In this case, I tuned in just as Butch, Sundance and Etta were disembarking at the train station in Bolivia. I love that scene (“Aw…he’ll feel a lot better after he’s robbed a couple of banks!”). So there I sat, giggling as if it wasn’t the 250th time I’d watched the film, for 15 minutes before I realized, “Oh yeah, I was just headed out the door.” I’m easily distracted. Anyway, it got my morning off to a great start; as I headed for my truck, I was still chuckling to myself. I switched on the radio, and the very first thing I heard was the NPR host’s solemn announcement. Fuck!
Paul Newman is not only to be admired for leaving behind an impressive array of iconic film roles that truly enriched the art of film acting, but for making so many genuine contributions to humanity in his off-hours. Earlier today on CNN, I caught a phone interview with an obviously choked-up staffer from one of Newman’s Hole in the Wall Camps (for terminally ill children) and it was a much more moving tribute than any collage of film clips could ever be.
It’s also worth noting that the donated profits from the “Newman’s Own” food company have translated to over $250,000,000 for charitable organizations. You know-just another one of those typical Democratic Hollywood lefties.
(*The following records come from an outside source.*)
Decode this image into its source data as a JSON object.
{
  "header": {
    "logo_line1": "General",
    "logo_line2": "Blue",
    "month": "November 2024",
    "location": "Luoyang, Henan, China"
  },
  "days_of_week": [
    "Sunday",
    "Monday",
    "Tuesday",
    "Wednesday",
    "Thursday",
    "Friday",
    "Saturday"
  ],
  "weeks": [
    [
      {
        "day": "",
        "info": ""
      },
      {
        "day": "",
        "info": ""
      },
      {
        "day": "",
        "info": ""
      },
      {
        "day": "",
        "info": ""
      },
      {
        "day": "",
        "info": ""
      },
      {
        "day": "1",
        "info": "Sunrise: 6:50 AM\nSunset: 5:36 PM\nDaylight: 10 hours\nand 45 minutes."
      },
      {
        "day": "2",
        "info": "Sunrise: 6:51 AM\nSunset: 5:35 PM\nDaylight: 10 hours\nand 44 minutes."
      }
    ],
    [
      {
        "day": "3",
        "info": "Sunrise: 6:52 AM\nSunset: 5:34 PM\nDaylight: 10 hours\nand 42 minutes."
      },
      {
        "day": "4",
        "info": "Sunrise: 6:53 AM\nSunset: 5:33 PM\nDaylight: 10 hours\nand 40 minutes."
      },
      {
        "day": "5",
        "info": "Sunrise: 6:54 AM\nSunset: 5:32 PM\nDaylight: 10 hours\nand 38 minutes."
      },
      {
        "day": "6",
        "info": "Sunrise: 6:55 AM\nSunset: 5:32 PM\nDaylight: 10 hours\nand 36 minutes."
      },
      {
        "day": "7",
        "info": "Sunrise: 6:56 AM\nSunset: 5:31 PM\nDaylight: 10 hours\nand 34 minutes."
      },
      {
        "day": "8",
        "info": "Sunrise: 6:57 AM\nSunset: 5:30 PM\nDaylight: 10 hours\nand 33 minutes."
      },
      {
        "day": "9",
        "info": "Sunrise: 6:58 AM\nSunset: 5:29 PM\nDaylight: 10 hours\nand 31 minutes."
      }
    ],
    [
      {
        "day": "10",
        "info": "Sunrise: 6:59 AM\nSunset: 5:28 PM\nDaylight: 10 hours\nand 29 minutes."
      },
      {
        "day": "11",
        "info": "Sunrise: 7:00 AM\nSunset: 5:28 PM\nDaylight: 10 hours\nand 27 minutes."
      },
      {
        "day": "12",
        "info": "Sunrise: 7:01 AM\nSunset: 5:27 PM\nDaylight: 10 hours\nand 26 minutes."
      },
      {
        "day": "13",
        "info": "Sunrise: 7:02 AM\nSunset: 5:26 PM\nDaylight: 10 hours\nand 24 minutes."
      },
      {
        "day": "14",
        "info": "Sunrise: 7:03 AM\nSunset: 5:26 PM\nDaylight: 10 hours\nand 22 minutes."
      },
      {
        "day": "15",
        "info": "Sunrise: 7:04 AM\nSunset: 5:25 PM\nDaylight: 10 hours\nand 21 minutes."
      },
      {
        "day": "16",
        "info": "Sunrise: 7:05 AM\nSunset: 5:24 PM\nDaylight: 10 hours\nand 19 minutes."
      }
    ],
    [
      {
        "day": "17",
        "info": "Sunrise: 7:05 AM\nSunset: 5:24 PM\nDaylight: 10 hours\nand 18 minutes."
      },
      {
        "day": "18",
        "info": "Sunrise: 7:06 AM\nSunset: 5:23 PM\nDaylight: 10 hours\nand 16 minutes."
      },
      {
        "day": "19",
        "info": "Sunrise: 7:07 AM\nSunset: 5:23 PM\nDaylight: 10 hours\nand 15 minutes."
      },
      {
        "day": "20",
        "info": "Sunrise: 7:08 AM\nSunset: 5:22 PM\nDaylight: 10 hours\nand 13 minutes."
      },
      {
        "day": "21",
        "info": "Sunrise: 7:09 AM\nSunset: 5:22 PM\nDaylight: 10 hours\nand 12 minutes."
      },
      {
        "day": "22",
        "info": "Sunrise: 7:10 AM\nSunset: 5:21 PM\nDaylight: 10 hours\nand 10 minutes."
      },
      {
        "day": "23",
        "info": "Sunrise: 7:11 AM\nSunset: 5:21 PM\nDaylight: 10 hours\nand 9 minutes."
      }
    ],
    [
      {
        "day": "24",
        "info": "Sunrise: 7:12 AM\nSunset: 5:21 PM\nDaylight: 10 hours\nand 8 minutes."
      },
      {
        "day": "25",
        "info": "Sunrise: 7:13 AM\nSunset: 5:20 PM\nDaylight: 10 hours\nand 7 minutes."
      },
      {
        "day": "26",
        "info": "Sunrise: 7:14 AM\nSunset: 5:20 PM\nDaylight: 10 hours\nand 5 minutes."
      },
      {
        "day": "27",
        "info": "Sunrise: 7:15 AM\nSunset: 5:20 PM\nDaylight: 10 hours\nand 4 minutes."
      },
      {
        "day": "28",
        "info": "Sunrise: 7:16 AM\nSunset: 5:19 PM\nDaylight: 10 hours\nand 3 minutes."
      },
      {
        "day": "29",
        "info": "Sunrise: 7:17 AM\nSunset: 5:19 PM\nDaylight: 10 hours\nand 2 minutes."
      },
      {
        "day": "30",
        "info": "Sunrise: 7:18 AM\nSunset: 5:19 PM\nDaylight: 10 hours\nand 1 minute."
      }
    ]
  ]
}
Newman was one of those actors who made it all look so easy; you couldn’t detect the “method”, as it were. He “inhabited” his characters, and you never doubted that you were observing a real flesh-and-blood human being up on that screen. Even when he was playing larger than life characters, he always managed to keep it real and down-to-earth.
I think I’ll leave the final words of farewell to Cool Hand Luke’s best pal, “Dragline”.
“He was smiling… That’s right. You know, that, that Luke smile of his. He had it on his face right to the very end. Hell, if they didn’t know it ‘fore, they could tell right then that they weren’t a-gonna beat him. That old Luke smile. Oh, Luke. He was some boy. Cool Hand Luke. Hell, he’s a natural-born world-shaker.”
We’ll keep “shakin’ that world” in your memory, Mr. Newman. I’m pretty sure somebody up there likes you.